The network admins made some upgrades to our Active Directory Servers over the weekend. After getting a few errors that jobs couldn’t run under a certain security context (my manager’s account) I put two and two together and realized that the SQL Server wouldn’t be able to authenticate against Active Directory if the server was down. I called my boss and confirmed that 1) he hadn’t been fired and 2) I was seeing what I thought I was seeing.
Once I was done with the phone call, I jotted down a note to look into this on Monday and went back to blasting the crap out of bad guys in the ASCII version of Halo. Fast forward to this morning. How would I go about figuring out which jobs were running under the wrong credentials?
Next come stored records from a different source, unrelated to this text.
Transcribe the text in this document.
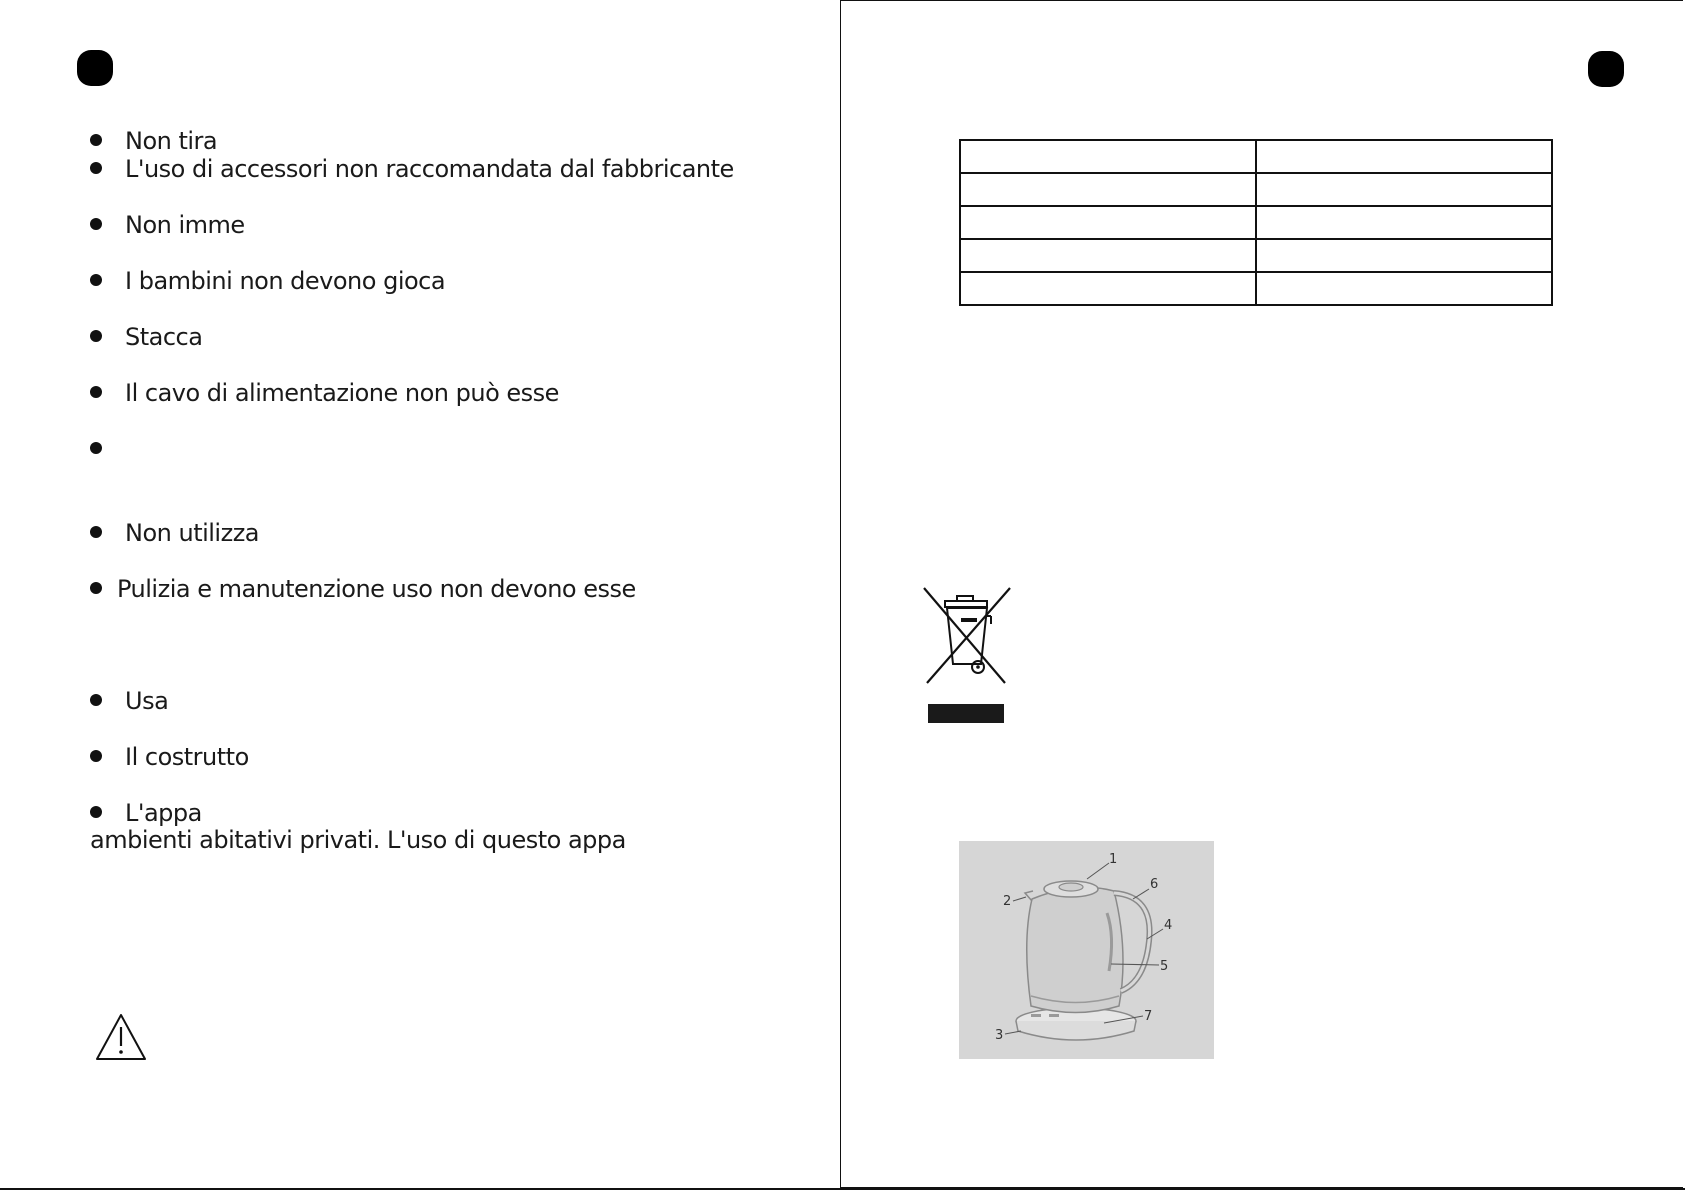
Non tira
L'uso di accessori non raccomandata dal fabbricante
Non imme
I bambini non devono gioca
Stacca
Il cavo di alimentazione non può esse
Non utilizza
Pulizia e manutenzione uso non devono esse
Usa
Il costrutto
L'appa
ambienti abitativi privati. L'uso di questo appa

1
2
3
4
5
6
7
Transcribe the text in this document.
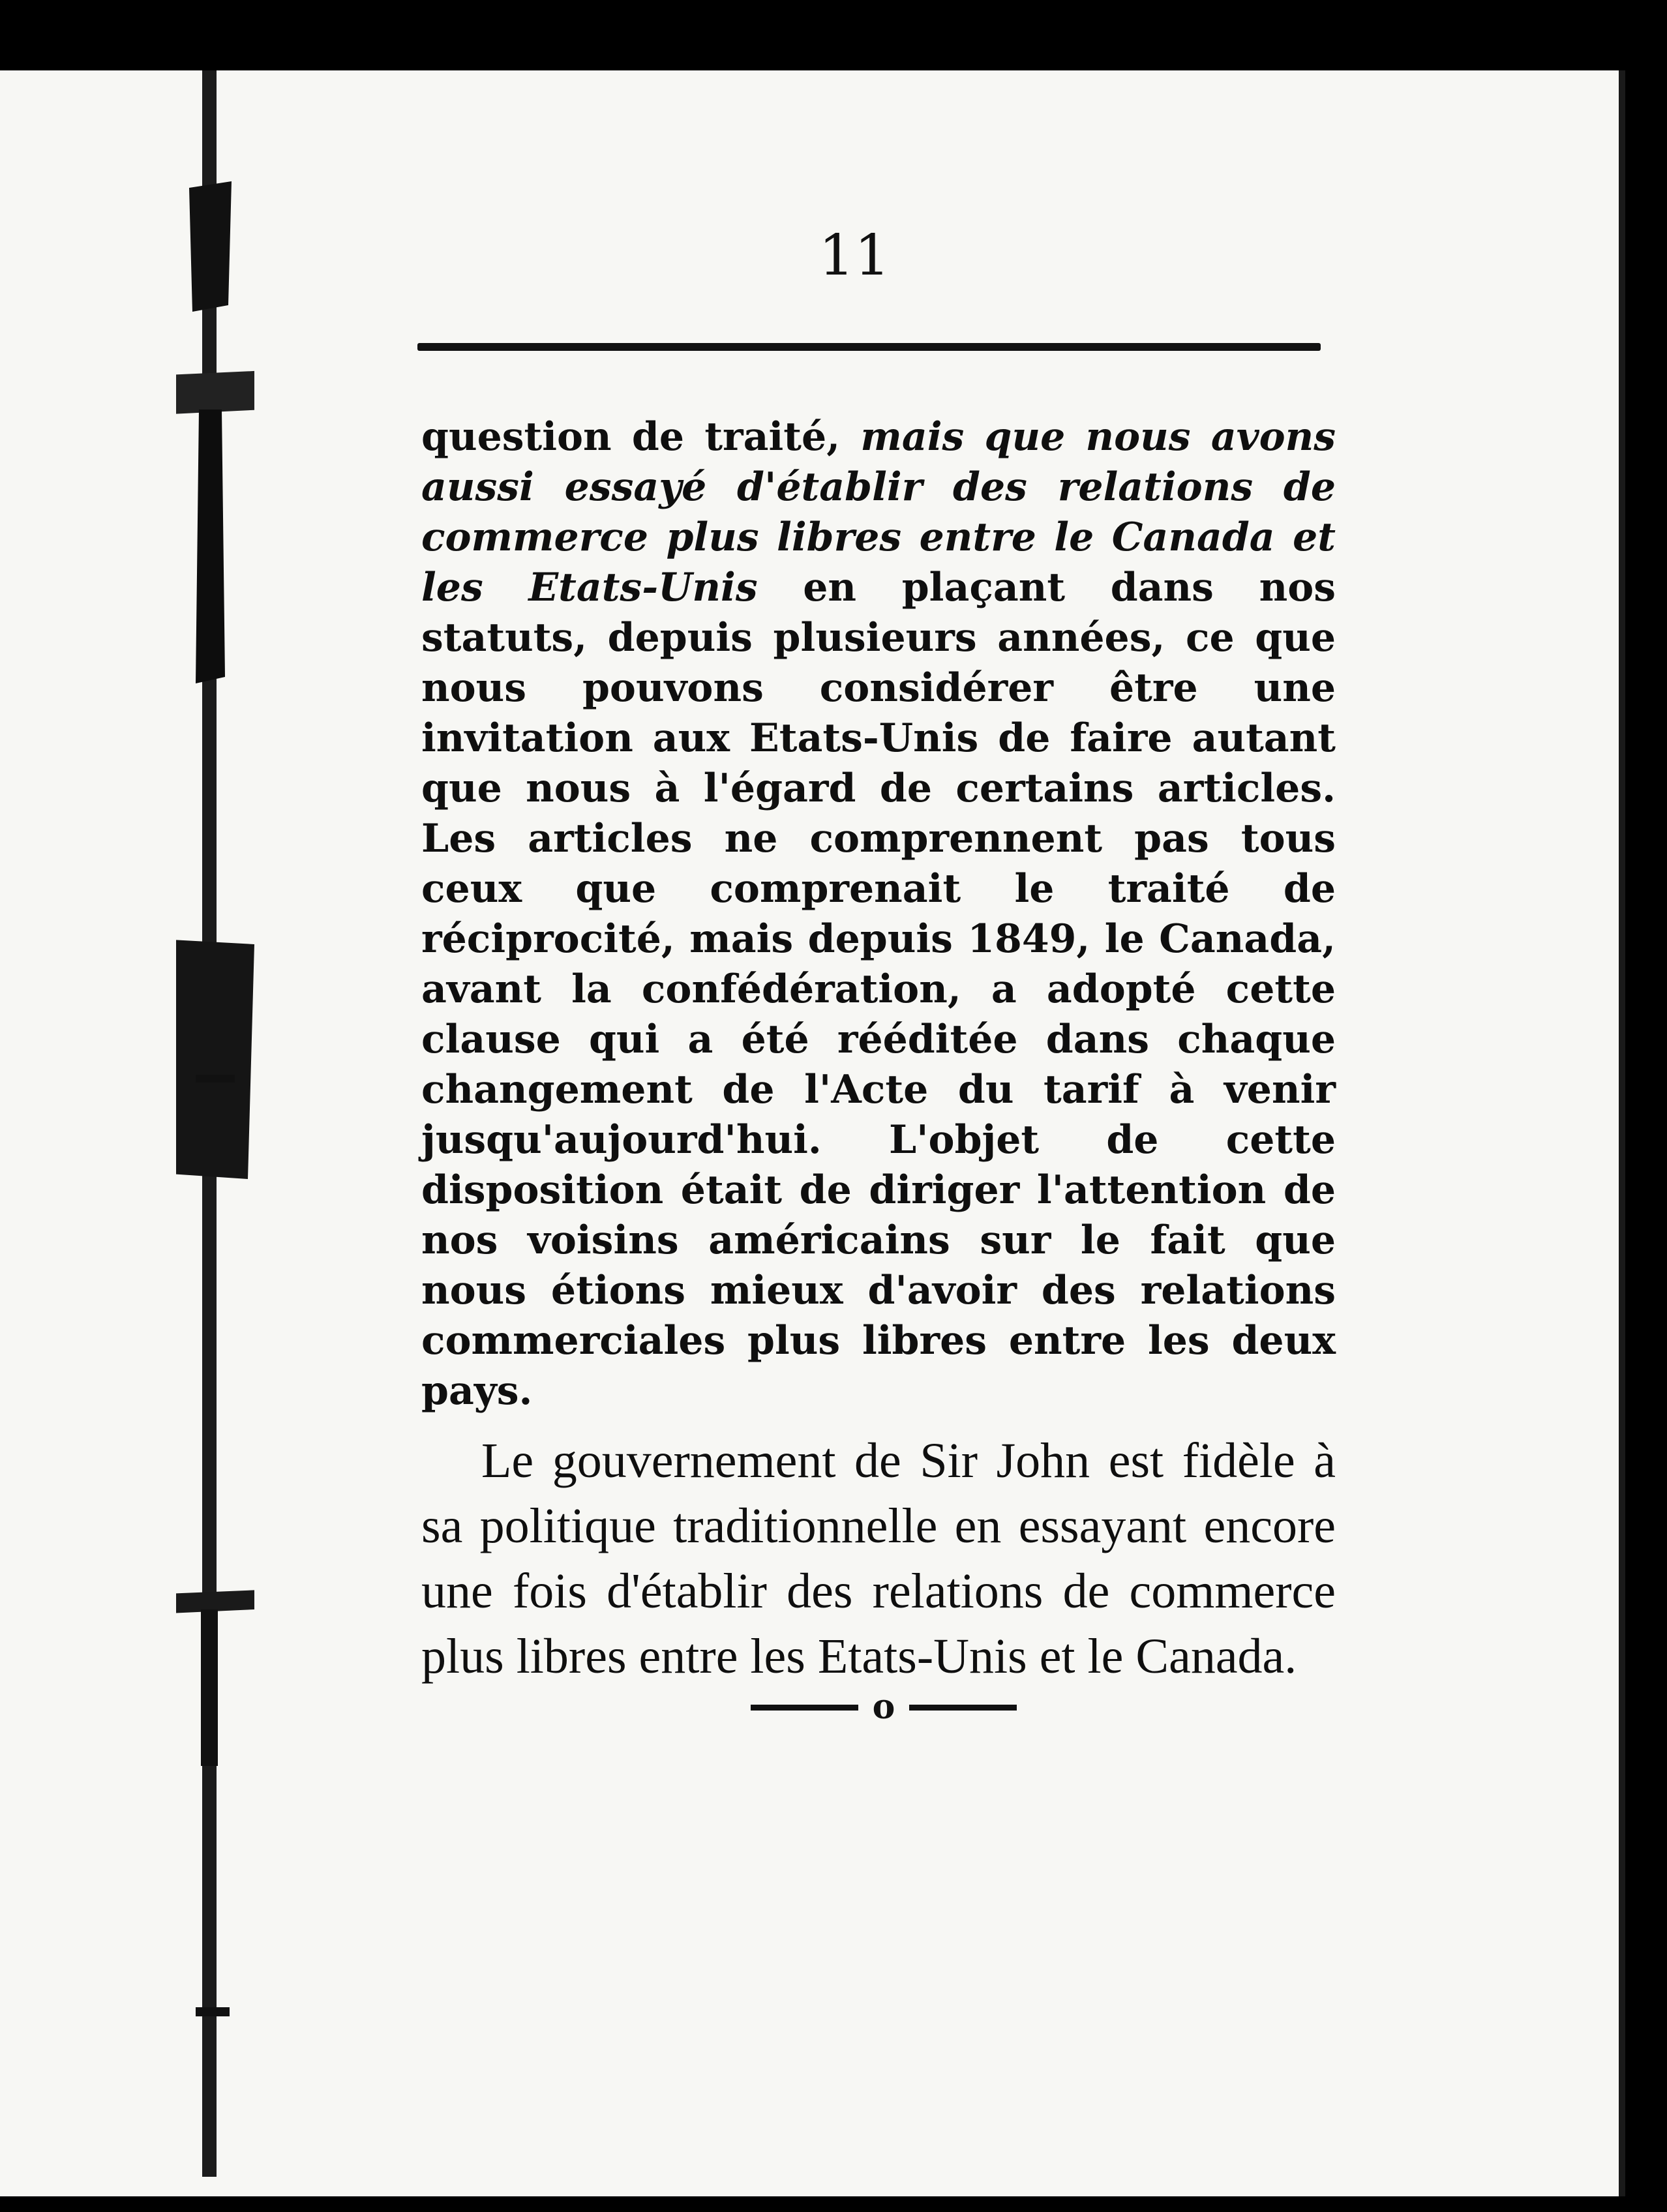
11

question de traité, mais que nous avons aussi essayé d'établir des relations de commerce plus libres entre le Canada et les Etats-Unis en plaçant dans nos statuts, depuis plusieurs années, ce que nous pouvons considérer être une invitation aux Etats-Unis de faire autant que nous à l'égard de certains articles. Les articles ne comprennent pas tous ceux que comprenait le traité de réciprocité, mais depuis 1849, le Canada, avant la confédération, a adopté cette clause qui a été rééditée dans chaque changement de l'Acte du tarif à venir jusqu'aujourd'hui. L'objet de cette disposition était de diriger l'attention de nos voisins américains sur le fait que nous étions mieux d'avoir des relations commerciales plus libres entre les deux pays.

Le gouvernement de Sir John est fidèle à sa politique traditionnelle en essayant encore une fois d'établir des relations de commerce plus libres entre les Etats-Unis et le Canada.

o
Magic.
Okay, it’s not really magic. We just pull back the database owner SID and compare that to the owners of any jobs. Once we know which jobs don’t belong to the current database owner, we can go ahead an change the job’s owner using sp_update job.
DECLARE @db_owner_sid AS VARBINARY(85) ; SELECT @db_owner_sid = s.SID FROM sys.sysusers AS s WHERE s.uid = 1 ; SELECT SUSER_SNAME(sj.owner_sid) , name , enabled FROM msdb..sysjobs AS sj WHERE sj.owner_sid <> @db_owner_sid ; GO EXEC msdb..sp_update_job @job_name = 'the job name', @owner_login_name = 'the new owner'
It’s important to keep in mind that we don’t really care who owns the job, we just want to make sure that it’s not a user who can get fired. No, Mister DBA, that doesn’t mean you. It means any non-system/service account. We want to make sure that everything is running safe and sound and that no nasty surprises will happen when you go on vacation in India for a month to find your spiritual foundation or whatever your dirty hippy ass is going to do for a month in India.